I ran into exactly the same question and tried to work my way through. See my detailed answer below.
First of all, I found 4 options producing similar VIF values in R:
• corvif command from the AED package,
• vif command from the car package,
• vif command from the rms package,
• vif command from the DAAG package.
Using these commands on a set of predictors not including any factors / categorical variables or polynomial terms is strait forward. All three commands produce the same numerical output even though the corvif command from the AED package labels the results as GVIF.
However, typically, GVIF only comes into play for factors and polynomial variables. Variables which require more than 1 coefficient and thus more than 1 degree of freedom are typically evaluated using the GVIF. For one-coefficient terms VIF equals GVIF.
Thus, you may apply standard rules of thumb on whether collinearity may be a problem, such as a 3,5 or 10 threshold. However, some caution could (should) be applied (see: http://www.nkd-group.com/ghdash/mba555/PDF/VIF%20article.pdf).
In case of multi-coefficient terms, as for eg. categorical predictors the 4 packages produce different outputs. The vif command from the rms and DAAG packages produces VIF values, whereas the other 2 produce GVIF values.
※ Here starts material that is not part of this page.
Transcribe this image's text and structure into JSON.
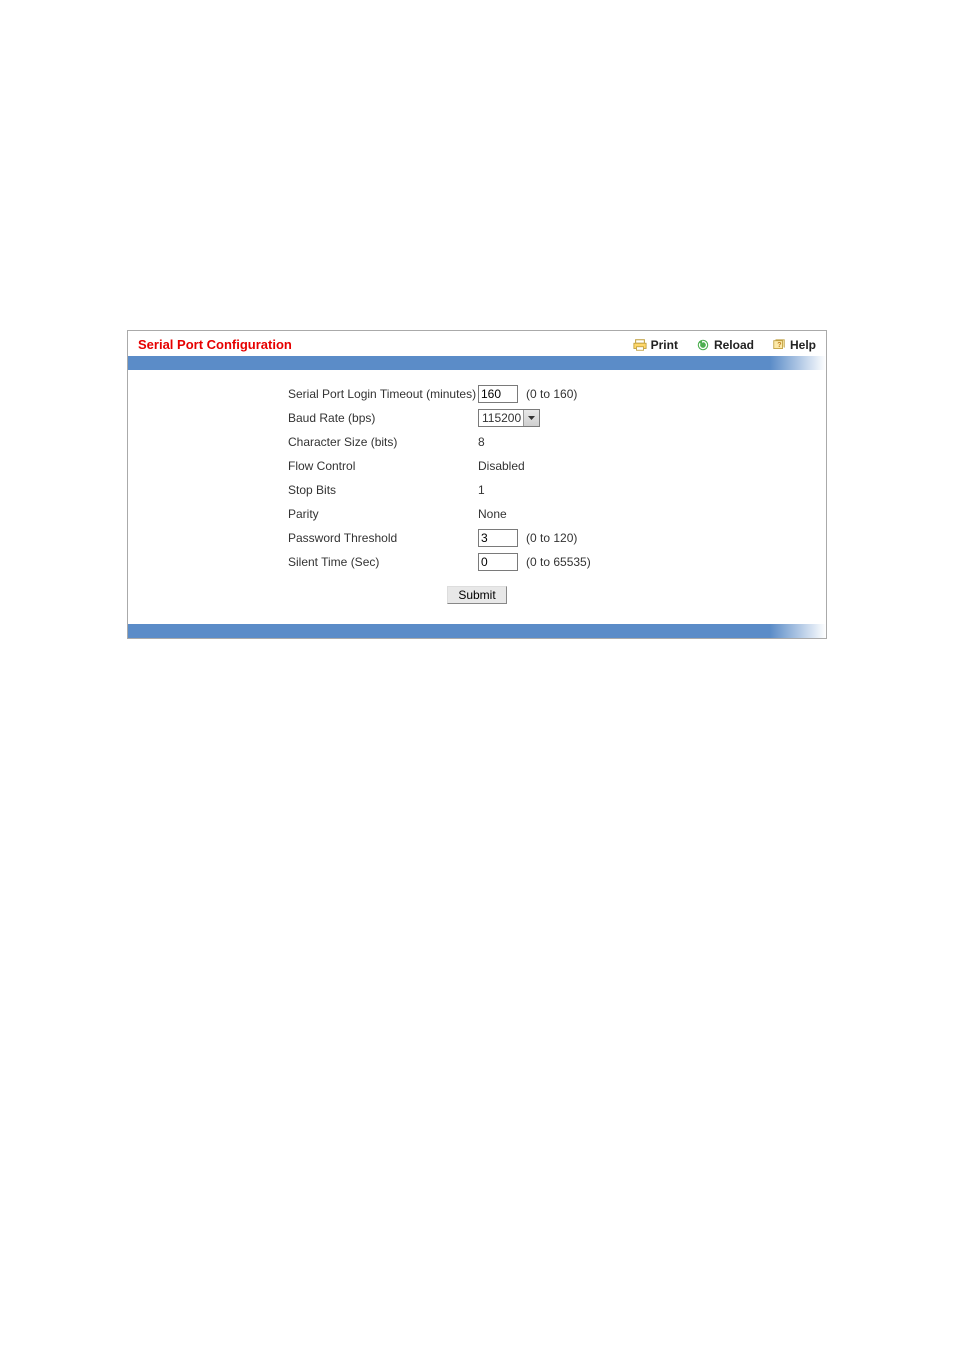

Let us have a look at VIF values from the rms and DAAG package first:
TNAP ICE RegB RegC RegD RegE
1.994 2.195 3.074 3.435 2.907 2.680
TNAP and ICE are continuous predictors and Reg is a categorical variable presented by the dummies RegB to RegE. In this case RegA is the baseline. All VIF values are rather moderate and usually nothing to worry about. The problem with this result is, that it is affected by the baseline of the categorical variable. In order to be sure of not having a VIF value above an acceptable level, it would be necessary to redo this analysis for every level of the categorical variable being the baseline. In this case 5 times.
Applying the corvif command from the AED package or vif command from the car package, GVIF values are produced:
| GVIF | Df | GVIF^(1/2Df) |
TNAP | 1.993964 | 1 | 1.412078 |
ICE | 2.195035 | 1 | 1.481565 |
Reg | 55.511089 | 5 | 1.494301 |
The GVIF is calculated for sets of related regressors such as a for a set of dummy regressors. For the 2 continuous variables TNAP and ICE this is the same as the VIF values before. For the categorical variable Reg, we now get one very high GVIF value, even though the VIF values for the single levels of the categorical variable were all moderate (as shown above).
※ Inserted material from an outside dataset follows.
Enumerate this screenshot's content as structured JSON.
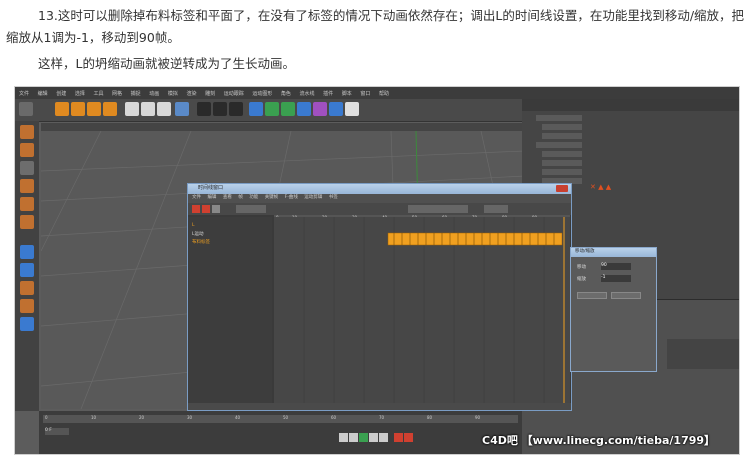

However, the interpretation is different. For the 2 continuous variables, GVIFˆ(1/(2*Df)) (which is basically the square root of the VIF/GVIF value as DF=1) is the proportional change of the standard error and confidence interval of their coefficients due to the level of collinearity. The GVIFˆ(1/(2*Df)) value of the categorical variable is a similar measure for the reduction in precision of the coefficients' estimation due to collinearity (even though not ready for quoting also look at http://socserv2.socsci.mcmaster.ca/jfox/papers/linear-models-problems.pdf).
If we then simply apply the same standard rules of thumb for GVIFˆ(1/(2*Df)) values as recommended in literature for the VIF, we simply need to square GVIFˆ(1/(2*Df)).
Reading through all the forum posts, short notes in the web and scientific papers, it seems to me that there is quite some confusion going on. In peer reviewed papers, I found the values for GVIFˆ(1/(2*Df)) ignored and the same standard rules suggested for the VIF are applied to the GVIF values. In another paper, GVIF values of close to 100 are excepted because of a reasonably small GVIFˆ(1/(2*Df)) (due to a high DF). The rule of GVIF^2(1/(2*Df)) <2 is applied in some publications, which would equal a VIF of 4 for one-coefficient variables.